Singaporeans’ interest in Australian property wanes
Singaporeans are still buying property in Australia but their interest has dwindled slightly, given the abundance of residential options back home.
Julian Sedgwick, head of sales and marketing for high-end property developer Crown Group Australia, said that if the recent sales performance at the group’s mixed-use project, Waterfall, is a good proxy, Singaporeans seem to be holding back from international property purchases partly due to the abundance of options in their own domestic property market.
In a recent interview with The Business Times, he said: “Singapore is a tougher market at the moment for international property. Having said that, we did 10 sales out of the launch (from Singaporeans). People are just more conservative about where they are investing. There are a lot of options around.”
That was 10 units sold out of a total of 331 apartments. Of the units sold, a quarter came out of Asia, mostly from China, Jakarta, Singapore and Hong Kong. The project, launched on June 17 simultaneously in Sydney, Singapore, Hong Kong and Jakarta, has about 30 units left.

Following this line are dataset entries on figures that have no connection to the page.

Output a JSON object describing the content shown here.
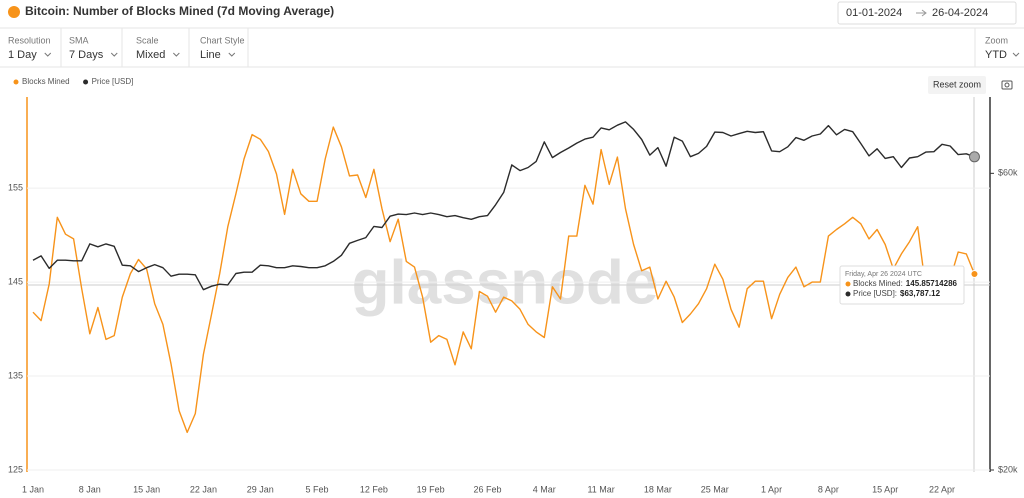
{
  "header": {
    "title": "Bitcoin: Number of Blocks Mined (7d Moving Average)",
    "date_from": "01-01-2024",
    "date_to": "26-04-2024"
  },
  "controls": [
    {
      "label": "Resolution",
      "value": "1 Day"
    },
    {
      "label": "SMA",
      "value": "7 Days"
    },
    {
      "label": "Scale",
      "value": "Mixed"
    },
    {
      "label": "Chart Style",
      "value": "Line"
    }
  ],
  "zoom": {
    "label": "Zoom",
    "value": "YTD"
  },
  "reset_button": "Reset zoom",
  "chart_data": {
    "type": "line",
    "watermark": "glassnode",
    "categories": [
      "1 Jan",
      null,
      null,
      null,
      null,
      null,
      null,
      "8 Jan",
      null,
      null,
      null,
      null,
      null,
      null,
      "15 Jan",
      null,
      null,
      null,
      null,
      null,
      null,
      "22 Jan",
      null,
      null,
      null,
      null,
      null,
      null,
      "29 Jan",
      null,
      null,
      null,
      null,
      null,
      null,
      "5 Feb",
      null,
      null,
      null,
      null,
      null,
      null,
      "12 Feb",
      null,
      null,
      null,
      null,
      null,
      null,
      "19 Feb",
      null,
      null,
      null,
      null,
      null,
      null,
      "26 Feb",
      null,
      null,
      null,
      null,
      null,
      null,
      "4 Mar",
      null,
      null,
      null,
      null,
      null,
      null,
      "11 Mar",
      null,
      null,
      null,
      null,
      null,
      null,
      "18 Mar",
      null,
      null,
      null,
      null,
      null,
      null,
      "25 Mar",
      null,
      null,
      null,
      null,
      null,
      null,
      "1 Apr",
      null,
      null,
      null,
      null,
      null,
      null,
      "8 Apr",
      null,
      null,
      null,
      null,
      null,
      null,
      "15 Apr",
      null,
      null,
      null,
      null,
      null,
      null,
      "22 Apr",
      null,
      null,
      null,
      null
    ],
    "series": [
      {
        "name": "Blocks Mined",
        "color": "#f7931a",
        "axis": "y",
        "values": [
          141.8,
          140.9,
          144.8,
          151.9,
          150.1,
          149.6,
          144.3,
          139.5,
          142.3,
          138.9,
          139.3,
          143.4,
          145.9,
          147.4,
          146.4,
          142.7,
          140.5,
          136.3,
          131.3,
          129.0,
          131.0,
          137.3,
          141.6,
          145.9,
          150.9,
          154.4,
          158.1,
          160.7,
          160.2,
          158.9,
          156.5,
          152.2,
          157.0,
          154.4,
          153.6,
          153.6,
          158.1,
          161.5,
          159.4,
          156.3,
          156.4,
          154.0,
          157.0,
          152.8,
          149.3,
          151.7,
          147.2,
          146.6,
          143.4,
          138.6,
          139.3,
          138.9,
          136.2,
          139.7,
          137.9,
          144.0,
          143.5,
          141.8,
          143.4,
          143.0,
          142.1,
          140.5,
          139.7,
          139.1,
          144.5,
          143.2,
          149.9,
          149.9,
          155.3,
          153.3,
          159.1,
          155.4,
          158.3,
          152.8,
          149.0,
          146.2,
          146.6,
          143.2,
          145.1,
          143.4,
          140.7,
          141.6,
          142.7,
          144.3,
          146.9,
          145.3,
          142.1,
          140.2,
          144.3,
          145.1,
          145.1,
          141.1,
          143.7,
          145.5,
          146.6,
          144.5,
          145.0,
          145.0,
          149.9,
          150.6,
          151.2,
          151.9,
          151.2,
          149.6,
          150.6,
          149.0,
          146.4,
          148.0,
          149.3,
          150.9,
          144.3,
          145.3,
          146.2,
          145.3,
          148.2,
          148.0,
          145.85714286
        ]
      },
      {
        "name": "Price [USD]",
        "color": "#2b2b2b",
        "axis": "y2",
        "values": [
          43500,
          44200,
          42200,
          43500,
          43500,
          43400,
          43400,
          46200,
          45700,
          46200,
          45800,
          42700,
          42600,
          41700,
          42300,
          42800,
          42300,
          41000,
          41300,
          41300,
          41200,
          39000,
          39500,
          39800,
          39700,
          41400,
          41600,
          41600,
          42700,
          42600,
          42300,
          42300,
          42600,
          42500,
          42300,
          42300,
          42600,
          43300,
          44300,
          46300,
          46800,
          47300,
          49300,
          49100,
          51200,
          51600,
          51500,
          51800,
          51500,
          51800,
          51500,
          51100,
          51300,
          50900,
          50600,
          51100,
          51300,
          53400,
          55900,
          61900,
          60600,
          61300,
          62700,
          67400,
          63600,
          64800,
          65900,
          67100,
          68100,
          68600,
          71000,
          70500,
          71700,
          72600,
          70600,
          68000,
          64200,
          66000,
          61600,
          68600,
          67600,
          63800,
          64600,
          66300,
          69900,
          69800,
          68900,
          69500,
          70100,
          69800,
          70000,
          65200,
          65000,
          66200,
          68500,
          67800,
          68900,
          69400,
          71600,
          69200,
          70600,
          70000,
          67000,
          64000,
          65700,
          63400,
          63800,
          61300,
          63500,
          63800,
          64900,
          65000,
          66800,
          66400,
          64300,
          64500,
          63787.12
        ]
      }
    ],
    "ylim": [
      125,
      164.7
    ],
    "yticks": [
      125,
      135,
      145,
      155
    ],
    "y2lim": [
      20000,
      79600
    ],
    "y2ticks": [
      {
        "value": 20000,
        "label": "$20k"
      },
      {
        "value": 60000,
        "label": "$60k"
      }
    ],
    "y2scale": "log",
    "grid": true,
    "legend": "top-left",
    "tooltip": {
      "title": "Friday, Apr 26 2024 UTC",
      "labels": [
        "Blocks Mined:",
        "Price [USD]:"
      ],
      "price_label": "$63,787.12"
    }
  }
}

What could deter them further is a a new capital gains tax of 12.5 per cent for properties worth more than A$750,000 for foreigners that kicked in from July 1 this year.
The response from Australian buyers for the project, however, was “phenomenal”, said Mr Sedgwick, bearing testament to the still-growing demand for Sydney properties locally.
Part of the reason for this is the inadequate supply of homes to meet growing demand in Sydney. This is due to lengthy planning processes and height restrictions that deter the construction of high-rise towers there. This has led to chronic undersupply. At the same time, prices are rising due to the increasing population as more people, both from overseas and other parts of Australia, move to Sydney.
So far this year, house prices in Sydney have risen 13 per cent from a year ago, and apartment prices 8.6 per cent year on year, making the average increase across all dwellings to be 12.2 per cent.
Mr Sedgwick remains confident in the demand from Singapore buyers, which was why the company opened its office in Singapore in 2014, first at Suntec Tower Two, before moving to the newly completed CapitaGreen in 2016.
Its current office is a serviced office. The group is still looking for a permanent place, preferably a more spacious Grade-B office in the Orchard Road area that can accommodate more marketing displays and show suites and hold events as well.
But Crown Group has spared no effort in fitting out its current 500 square foot serviced office with wall-to-wall displays of the group’s current and completed projects. A model of Waterfall sits in the middle of the room, with one tower slightly leaning off-centre. Mr Sedgwick explained that it has been on a few rough flights.
He maintained that he is pleased with the results that the group has gotten out of the Singapore market. “We have a very strong following of investors from Singapore, but I think with what’s going on in the local residential market which seems to be recovering, people have sort of sat back to wait and see.”
Crown Group’s Singapore sales for its projects Down Under have increased 25 per cent over the last 12 months, but this is coming from a soft base in 2016, following a particularly strong 2015.
Mr Sedgwick said that the group settled close to A$800 million (S$846 million) of sales for the last financial year ended June 2017, but he declined to shed more light on the company’s revenue and earnings as it is a private company.
Crown Group’s Singapore office is the second in Asia after it opened an office in Indonesia in 2013. Indonesia was a natural choice, given that both its Chairman and Group CEO, Iwan Sunito, and CEO Paul Sathio, were originally from Indonesia. They later studied and now live in Australia, but their connections back home remain strong.
Asked if buyers from different countries have nuanced differences in their preferences, Mr Sedgwick said not really, but noted that Singaporean buyers are much more savvy investors.
“They will do their homework; they really do take their time to understand the development. Every time I meet different buyers, they know the area, the bus routes, the educational institutions (nearby). They know everything.
“In Indonesia, you have to spend more time with the buyers. There is more handholding needed, because it’s a newer thing for them. But we do still do great volumes out of Indonesia. And I think it is also because there are not so many launches every weekend in Jakarta, not so much offering out there.”
While its two offices have been sufficient to oversee sales within the region thus far, there is also a clear indicator to him that China and Hong Kong are promising buyer markets and the group may consider setting shop there next, he said.